No dia anterior, as ações da Alpargatas registraram uma queda de 2,39% para as preferenciais, fechando a R$ 11,44, e uma desvalorização de 1,66% para as ordinárias, com o preço de R$ 10,08. Essa retração resultou em uma diminuição de aproximadamente R$ 152 milhões no valor de mercado da empresa, conforme informações da Elos Ayta Consultoria. Tal contexto financeiro evidenciou a tensão criada pela campanha de fim de ano da Havaianas, que provocou reações adversas entre setores da direita.
Com a recuperação das ações nesta terça-feira, os papéis da Alpargatas voltam a operar em níveis semelhantes aos do pregão anterior, antes do início da polêmica, quando os ordinários estavam avaliados em R$ 10,25 e os preferenciais em R$ 11,72. A volatilidade nas ações e as reações sociais geradas pela publicidade da marca ressaltam a importância do debate sobre a liberdade de expressão no marketing e seu impacto no valor das empresas.

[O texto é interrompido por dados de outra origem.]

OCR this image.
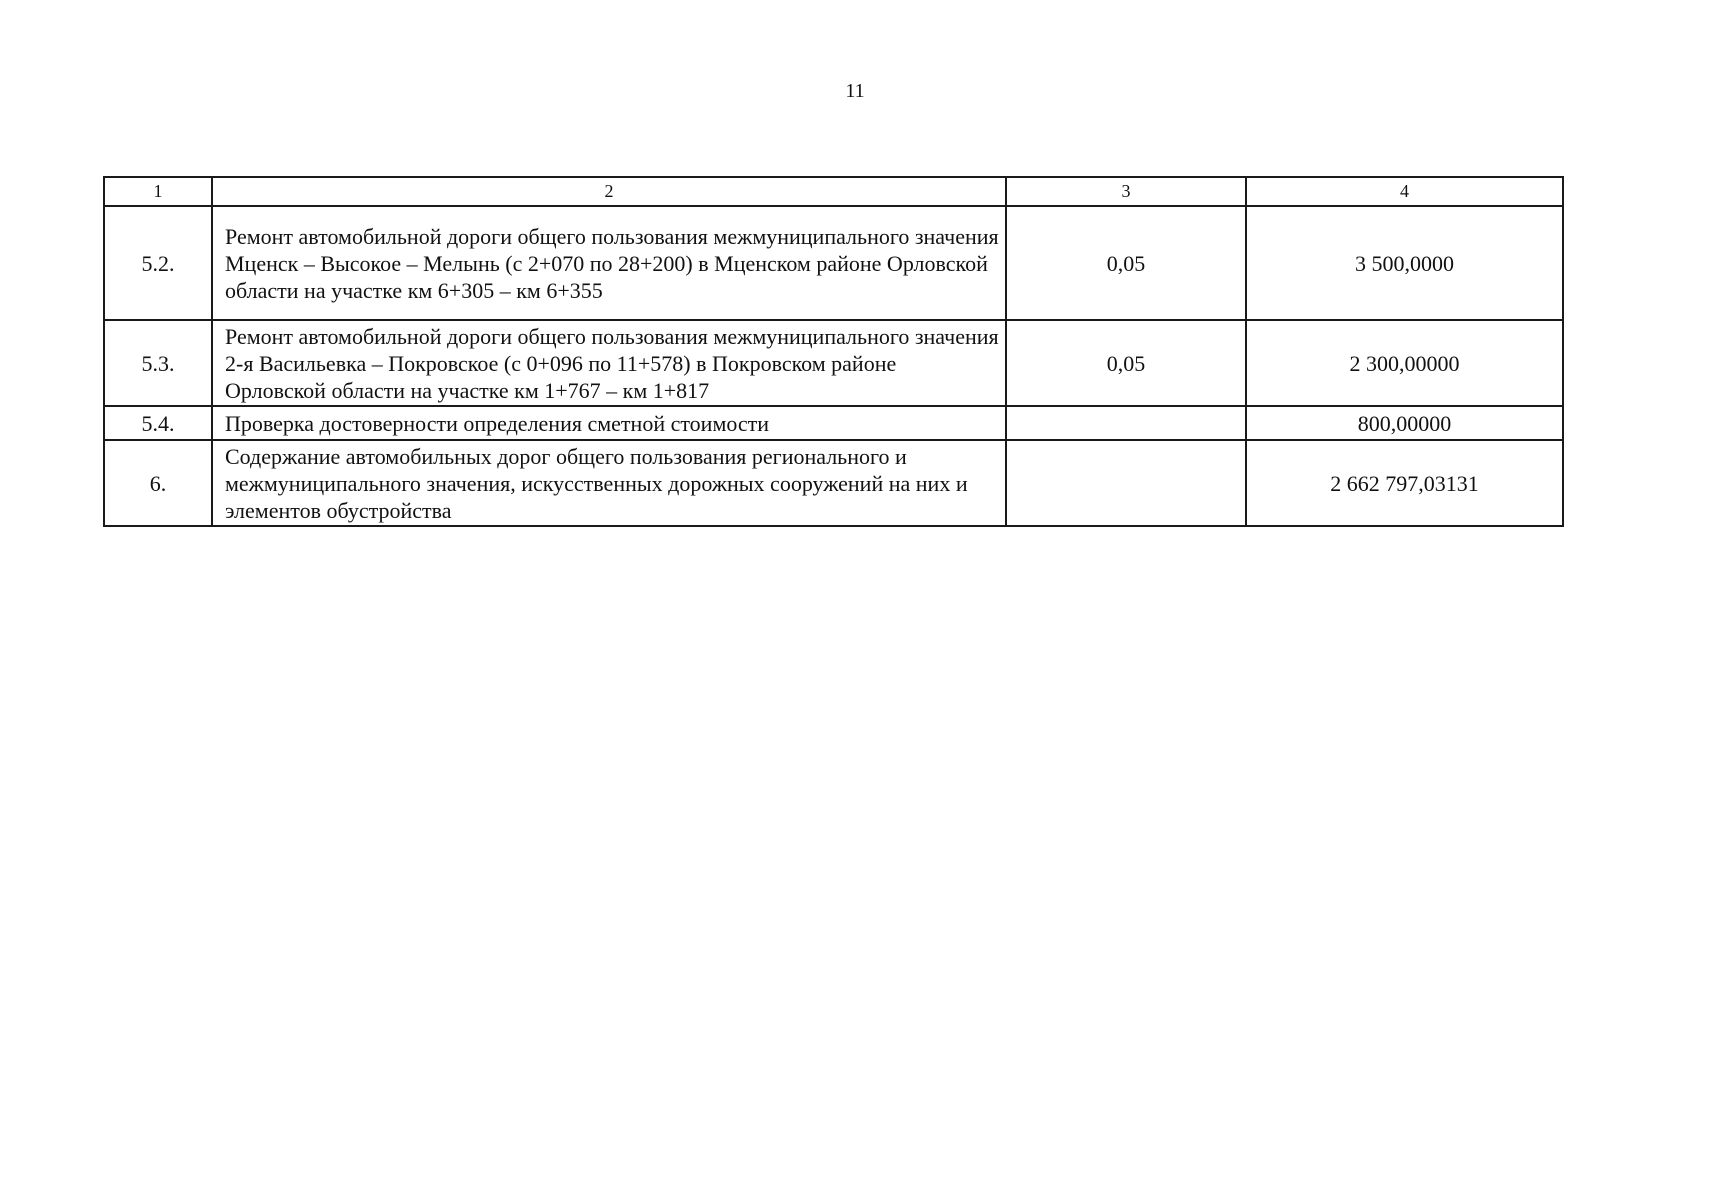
11
1	2	3	4
5.2.	Ремонт автомобильной дороги общего пользования межмуниципального значения Мценск – Высокое – Мелынь (с 2+070 по 28+200) в Мценском районе Орловской области на участке км 6+305 – км 6+355	0,05	3 500,0000
5.3.	Ремонт автомобильной дороги общего пользования межмуниципального значения 2-я Васильевка – Покровское (с 0+096 по 11+578) в Покровском районе Орловской области на участке км 1+767 – км 1+817	0,05	2 300,00000
5.4.	Проверка достоверности определения сметной стоимости		800,00000
6.	Содержание автомобильных дорог общего пользования регионального и межмуниципального значения, искусственных дорожных сооружений на них и элементов обустройства		2 662 797,03131
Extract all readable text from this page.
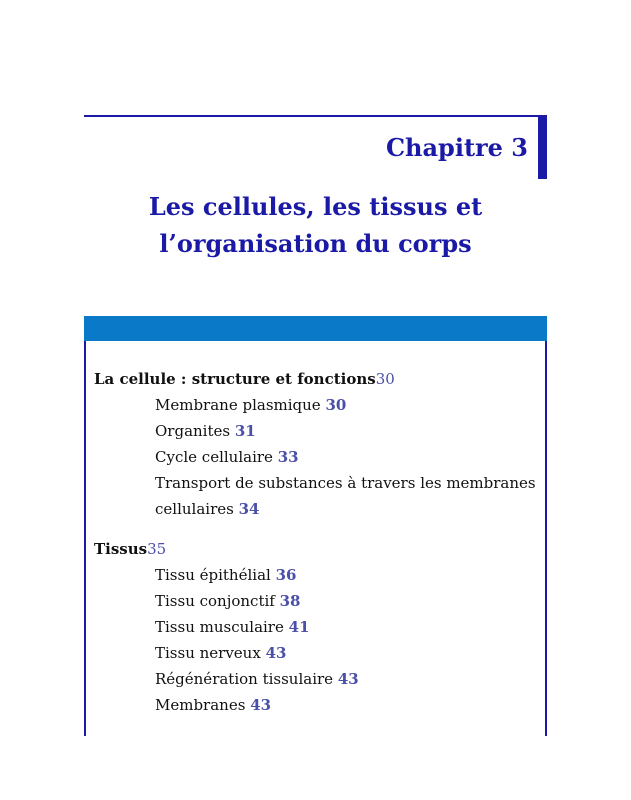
Chapitre 3
Les cellules, les tissus et
l’organisation du corps
La cellule : structure et fonctions30
Membrane plasmique 30
Organites 31
Cycle cellulaire 33
Transport de substances à travers les membranes
cellulaires 34
Tissus35
Tissu épithélial 36
Tissu conjonctif 38
Tissu musculaire 41
Tissu nerveux 43
Régénération tissulaire 43
Membranes 43
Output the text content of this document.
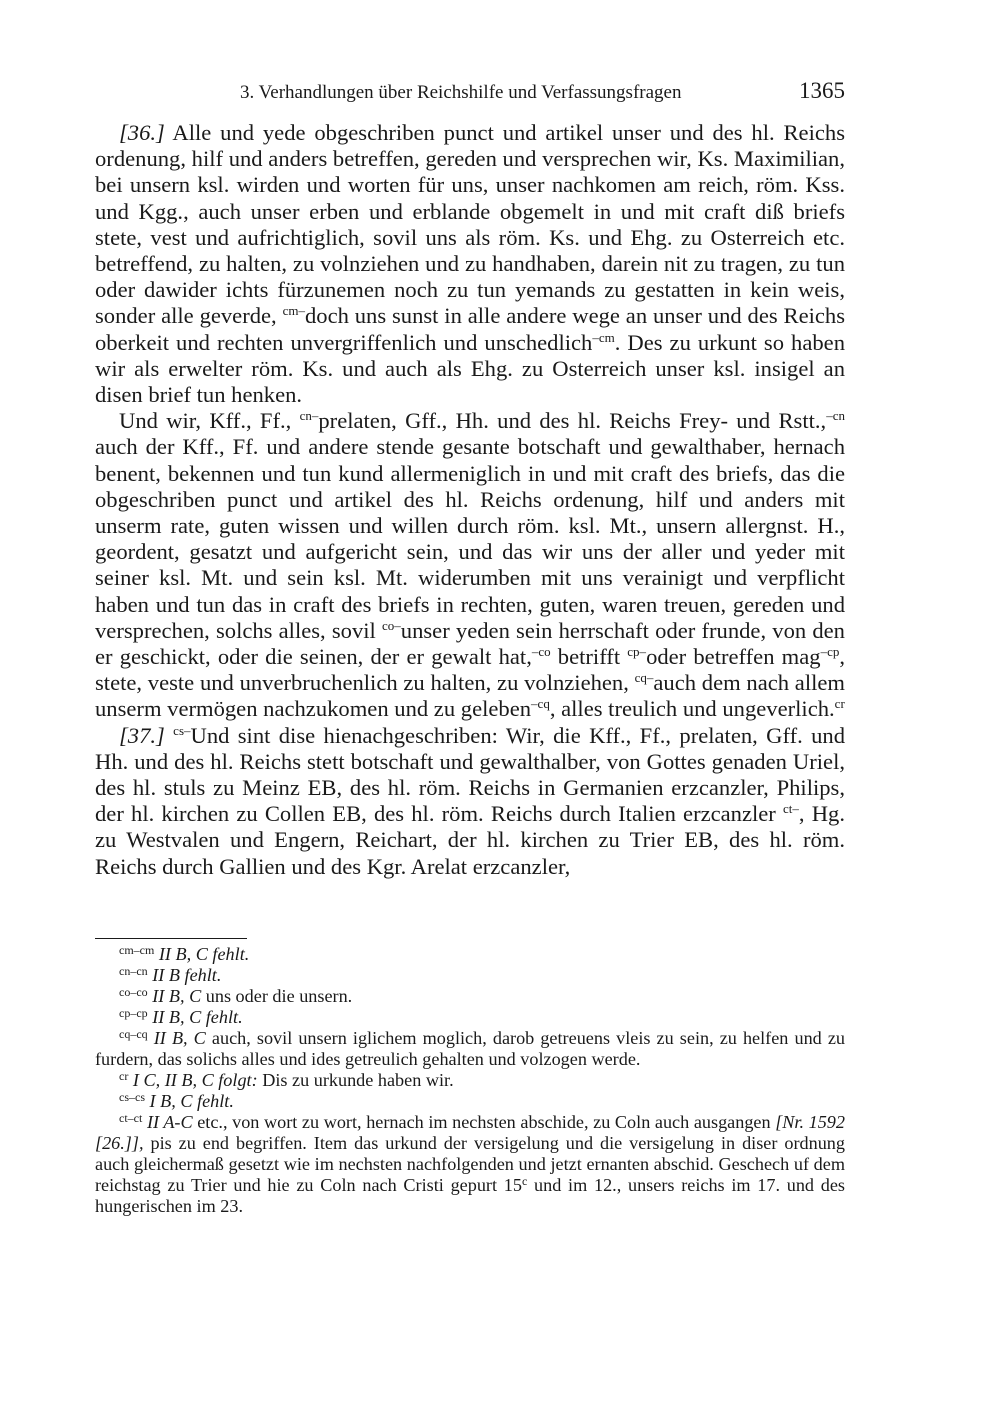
3. Verhandlungen über Reichshilfe und Verfassungsfragen	1365

[36.] Alle und yede obgeschriben punct und artikel unser und des hl. Reichs ordenung, hilf und anders betreffen, gereden und versprechen wir, Ks. Maximilian, bei unsern ksl. wirden und worten für uns, unser nachkomen am reich, röm. Kss. und Kgg., auch unser erben und erblande obgemelt in und mit craft diß briefs stete, vest und aufrichtiglich, sovil uns als röm. Ks. und Ehg. zu Osterreich etc. betreffend, zu halten, zu volnziehen und zu handhaben, darein nit zu tragen, zu tun oder dawider ichts fürzunemen noch zu tun yemands zu gestatten in kein weis, sonder alle geverde, $^{cm-}$doch uns sunst in alle andere wege an unser und des Reichs oberkeit und rechten unvergriffenlich und unschedlich$^{-cm}$. Des zu urkunt so haben wir als erwelter röm. Ks. und auch als Ehg. zu Osterreich unser ksl. insigel an disen brief tun henken.

Und wir, Kff., Ff., $^{cn-}$prelaten, Gff., Hh. und des hl. Reichs Frey- und Rstt.,$^{-cn}$ auch der Kff., Ff. und andere stende gesante botschaft und gewalthaber, hernach benent, bekennen und tun kund allermeniglich in und mit craft des briefs, das die obgeschriben punct und artikel des hl. Reichs ordenung, hilf und anders mit unserm rate, guten wissen und willen durch röm. ksl. Mt., unsern allergnst. H., geordent, gesatzt und aufgericht sein, und das wir uns der aller und yeder mit seiner ksl. Mt. und sein ksl. Mt. widerumben mit uns verainigt und verpflicht haben und tun das in craft des briefs in rechten, guten, waren treuen, gereden und versprechen, solchs alles, sovil $^{co-}$unser yeden sein herrschaft oder frunde, von den er geschickt, oder die seinen, der er gewalt hat,$^{-co}$ betrifft $^{cp-}$oder betreffen mag$^{-cp}$, stete, veste und unverbruchenlich zu halten, zu volnziehen, $^{cq-}$auch dem nach allem unserm vermögen nachzukomen und zu geleben$^{-cq}$, alles treulich und ungeverlich.$^{cr}$

[37.] $^{cs-}$Und sint dise hienachgeschriben: Wir, die Kff., Ff., prelaten, Gff. und Hh. und des hl. Reichs stett botschaft und gewalthalber, von Gottes genaden Uriel, des hl. stuls zu Meinz EB, des hl. röm. Reichs in Germanien erzcanzler, Philips, der hl. kirchen zu Collen EB, des hl. röm. Reichs durch Italien erzcanzler $^{ct-}$, Hg. zu Westvalen und Engern, Reichart, der hl. kirchen zu Trier EB, des hl. röm. Reichs durch Gallien und des Kgr. Arelat erzcanzler,

$^{cm-cm}$ II B, C fehlt.

$^{cn-cn}$ II B fehlt.

$^{co-co}$ II B, C uns oder die unsern.

$^{cp-cp}$ II B, C fehlt.

$^{cq-cq}$ II B, C auch, sovil unsern iglichem moglich, darob getreuens vleis zu sein, zu helfen und zu furdern, das solichs alles und ides getreulich gehalten und volzogen werde.

$^{cr}$ I C, II B, C folgt: Dis zu urkunde haben wir.

$^{cs-cs}$ I B, C fehlt.

$^{ct-ct}$ II A-C etc., von wort zu wort, hernach im nechsten abschide, zu Coln auch ausgangen [Nr. 1592 [26.]], pis zu end begriffen. Item das urkund der versigelung und die versigelung in diser ordnung auch gleichermaß gesetzt wie im nechsten nachfolgenden und jetzt ernanten abschid. Geschech uf dem reichstag zu Trier und hie zu Coln nach Cristi gepurt 15$^c$ und im 12., unsers reichs im 17. und des hungerischen im 23.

A notícia destaca não apenas o desempenho econômico da Alpargatas, mas também o efeito que uma movimentação política pode ter sobre o mercado, refletindo as complexas relações entre marcas, reputação e posicionamentos ideológicos. Tal situação levanta questões sobre como as empresas navegam em um ambiente social e político cada vez mais polarizado.